¿Alguna vez se te ha subido el muerto…? Un cuerpo ajeno oprime tus pulmones hasta que no puedes respirar; se aferra de las muñecas, los tobillos, de tu cuello y tu cadera a mano firme, y, cuando crees que vas a gritar, inserta su puño en tu garganta y te asfixia.
Así desperté esa noche. Con un cadáver sobre mí.
Los médicos lo llaman parálisis de sueño o alucinación hipnopómpica. He leído que pasa cuando, por diferentes motivos, tu cerebro se vuelve consciente, pero no manda la señal al resto del cuerpo, como si lo hubiera olvidado o algo así. Por eso sientes los músculos oprimidos; siguen relajados y fuera de tu control.
Gente más escéptica lo asocia con demonios o fantasmas. Una fuerza supernatural que quiere poseerte, pero no lo logra antes de que despiertes.
Mi madre decía que eran tonterías mías, que eso me pasaba por ver tantas películas de miedo, que ya estaba grandecita…
Yo sólo sé que así desperté esa noche, presa dentro de mi propia carne. Cerebro o fantasmas, es lo de menos. Desperté sin oxígeno, aterrorizada, muerta en vida, y lo escuché…
En la habitación de al lado, había alguien. Vivo sola. Abría y cerraba cajones; aventaba puertas, explosivo; escuchaba sus pesados pasos a lo largo de todo el departamento.
Yo no podía hablar. Mis labios se separaban ínfimamente, pero no pronuncié palabra alguna, grito absoluto. Observé mis manos, esperando que, al reconocerlas, sería capaz de moverlas. Fue inútil. Todo mi cuerpo era inútil.
Estaba atrapada con un intruso en mi propia casa.
Ay, mija… Ya vas a empezar, la escuché claro a mi lado. Su aliento acariciaba mi nuca. Te dije que no te fueras de la casa sola, pero tenías que desobedecerme, ¿verdad? Ya ves lo que pasa, a lo que te expones.
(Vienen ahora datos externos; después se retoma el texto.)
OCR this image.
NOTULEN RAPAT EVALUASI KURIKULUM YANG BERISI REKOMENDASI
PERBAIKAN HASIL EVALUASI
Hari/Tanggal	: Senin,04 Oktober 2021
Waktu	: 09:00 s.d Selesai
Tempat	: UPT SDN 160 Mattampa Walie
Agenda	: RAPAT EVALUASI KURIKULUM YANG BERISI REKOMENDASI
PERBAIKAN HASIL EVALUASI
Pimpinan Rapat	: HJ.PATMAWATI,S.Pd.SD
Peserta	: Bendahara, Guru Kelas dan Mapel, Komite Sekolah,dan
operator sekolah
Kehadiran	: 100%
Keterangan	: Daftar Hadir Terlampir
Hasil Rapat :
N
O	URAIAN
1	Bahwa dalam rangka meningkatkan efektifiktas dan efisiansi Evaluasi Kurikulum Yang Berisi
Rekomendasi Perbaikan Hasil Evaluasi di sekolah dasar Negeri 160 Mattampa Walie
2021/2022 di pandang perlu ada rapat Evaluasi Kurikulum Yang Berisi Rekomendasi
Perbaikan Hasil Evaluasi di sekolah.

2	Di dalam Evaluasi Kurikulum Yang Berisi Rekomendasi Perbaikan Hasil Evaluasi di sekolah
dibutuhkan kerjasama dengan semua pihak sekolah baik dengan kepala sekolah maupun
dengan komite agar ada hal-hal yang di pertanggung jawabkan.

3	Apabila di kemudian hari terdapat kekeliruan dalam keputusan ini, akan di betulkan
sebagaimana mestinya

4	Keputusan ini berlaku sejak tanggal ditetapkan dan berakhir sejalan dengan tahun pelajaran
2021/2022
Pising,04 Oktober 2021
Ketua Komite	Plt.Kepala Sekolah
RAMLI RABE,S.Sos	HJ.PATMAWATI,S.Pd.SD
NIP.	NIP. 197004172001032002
Frías lágrimas mojaron la funda de mi almohada. Meado caliente, las sábanas.
El jarrón del comedor estalló. Seguro el intruso intentó llevárselo y se le resbaló, no lo sé, pero cada vez estaba más cerca de mi recámara.
¿Y qué vas a hacer?, me preguntó soberbia. ¿Ahora cómo te salvas de ésta?
Callé.
No, ahora me dices. Piénsale, mijita.
Frustrada de no poder moverme, grité en mi mente. Ni así dejé de escucharla.
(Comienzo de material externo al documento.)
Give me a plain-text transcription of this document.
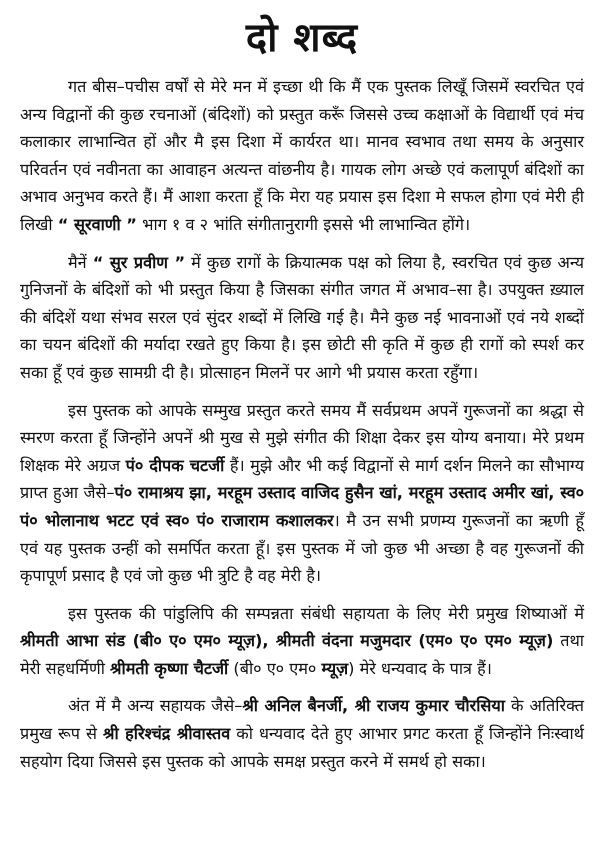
दो शब्द

गत बीस–पचीस वर्षों से मेरे मन में इच्छा थी कि मैं एक पुस्तक लिखूँ जिसमें स्वरचित एवं अन्य विद्वानों की कुछ रचनाओं (बंदिशों) को प्रस्तुत करूँ जिससे उच्च कक्षाओं के विद्यार्थी एवं मंच कलाकार लाभान्वित हों और मै इस दिशा में कार्यरत था। मानव स्वभाव तथा समय के अनुसार परिवर्तन एवं नवीनता का आवाहन अत्यन्त वांछनीय है। गायक लोग अच्छे एवं कलापूर्ण बंदिशों का अभाव अनुभव करते हैं। मैं आशा करता हूँ कि मेरा यह प्रयास इस दिशा मे सफल होगा एवं मेरी ही लिखी “ सूरवाणी ” भाग १ व २ भांति संगीतानुरागी इससे भी लाभान्वित होंगे।

मैनें “ सुर प्रवीण ” में कुछ रागों के क्रियात्मक पक्ष को लिया है, स्वरचित एवं कुछ अन्य गुनिजनों के बंदिशों को भी प्रस्तुत किया है जिसका संगीत जगत में अभाव–सा है। उपयुक्त ख़्याल की बंदिशें यथा संभव सरल एवं सुंदर शब्दों में लिखि गई है। मैने कुछ नई भावनाओं एवं नये शब्दों का चयन बंदिशों की मर्यादा रखते हुए किया है। इस छोटी सी कृति में कुछ ही रागों को स्पर्श कर सका हूँ एवं कुछ सामग्री दी है। प्रोत्साहन मिलनें पर आगे भी प्रयास करता रहुँगा।

इस पुस्तक को आपके सम्मुख प्रस्तुत करते समय मैं सर्वप्रथम अपनें गुरूजनों का श्रद्धा से स्मरण करता हूँ जिन्होंने अपनें श्री मुख से मुझे संगीत की शिक्षा देकर इस योग्य बनाया। मेरे प्रथम शिक्षक मेरे अग्रज पं० दीपक चटर्जी हैं। मुझे और भी कई विद्वानों से मार्ग दर्शन मिलने का सौभाग्य प्राप्त हुआ जैसे–पं० रामाश्रय झा, मरहूम उस्ताद वाजिद हुसैन खां, मरहूम उस्ताद अमीर खां, स्व० पं० भोलानाथ भटट एवं स्व० पं० राजाराम कशालकर। मै उन सभी प्रणम्य गुरूजनों का ऋणी हूँ एवं यह पुस्तक उन्हीं को समर्पित करता हूँ। इस पुस्तक में जो कुछ भी अच्छा है वह गुरूजनों की कृपापूर्ण प्रसाद है एवं जो कुछ भी त्रुटि है वह मेरी है।

इस पुस्तक की पांडुलिपि की सम्पन्नता संबंधी सहायता के लिए मेरी प्रमुख शिष्याओं में श्रीमती आभा संड (बी० ए० एम० म्यूज़), श्रीमती वंदना मजुमदार (एम० ए० एम० म्यूज़) तथा मेरी सहधर्मिणी श्रीमती कृष्णा चैटर्जी (बी० ए० एम० म्यूज़) मेरे धन्यवाद के पात्र हैं।

अंत में मै अन्य सहायक जैसे–श्री अनिल बैनर्जी, श्री राजय कुमार चौरसिया के अतिरिक्त प्रमुख रूप से श्री हरिश्चंद्र श्रीवास्तव को धन्यवाद देते हुए आभार प्रगट करता हूँ जिन्होंने निःस्वार्थ सहयोग दिया जिससे इस पुस्तक को आपके समक्ष प्रस्तुत करने में समर्थ हो सका।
No, mijita… No. No lloremos, ¿va? Vamos a calmarnos, ¿te parece? No me parecía. Nunca me pareció quedarme quietecita en un rincón mientrás él llegaba cayéndose de pedo cada noche.
Ni te atrevas…
El cerrojo de mi puerta se sacudió. La puerta se abrió de par en par. Chocó contra la pared. Escuché su sorpresa, el miedo de ser reconocido, atrapado.
Pobrecito, está asustado.
En la periferia de mi visión, vi su silueta oscura, petrificada igual que yo. Retrocedió un par de pasos, midiendo el espacio con las manos. Creo que estaba cuidando no hacer ruido.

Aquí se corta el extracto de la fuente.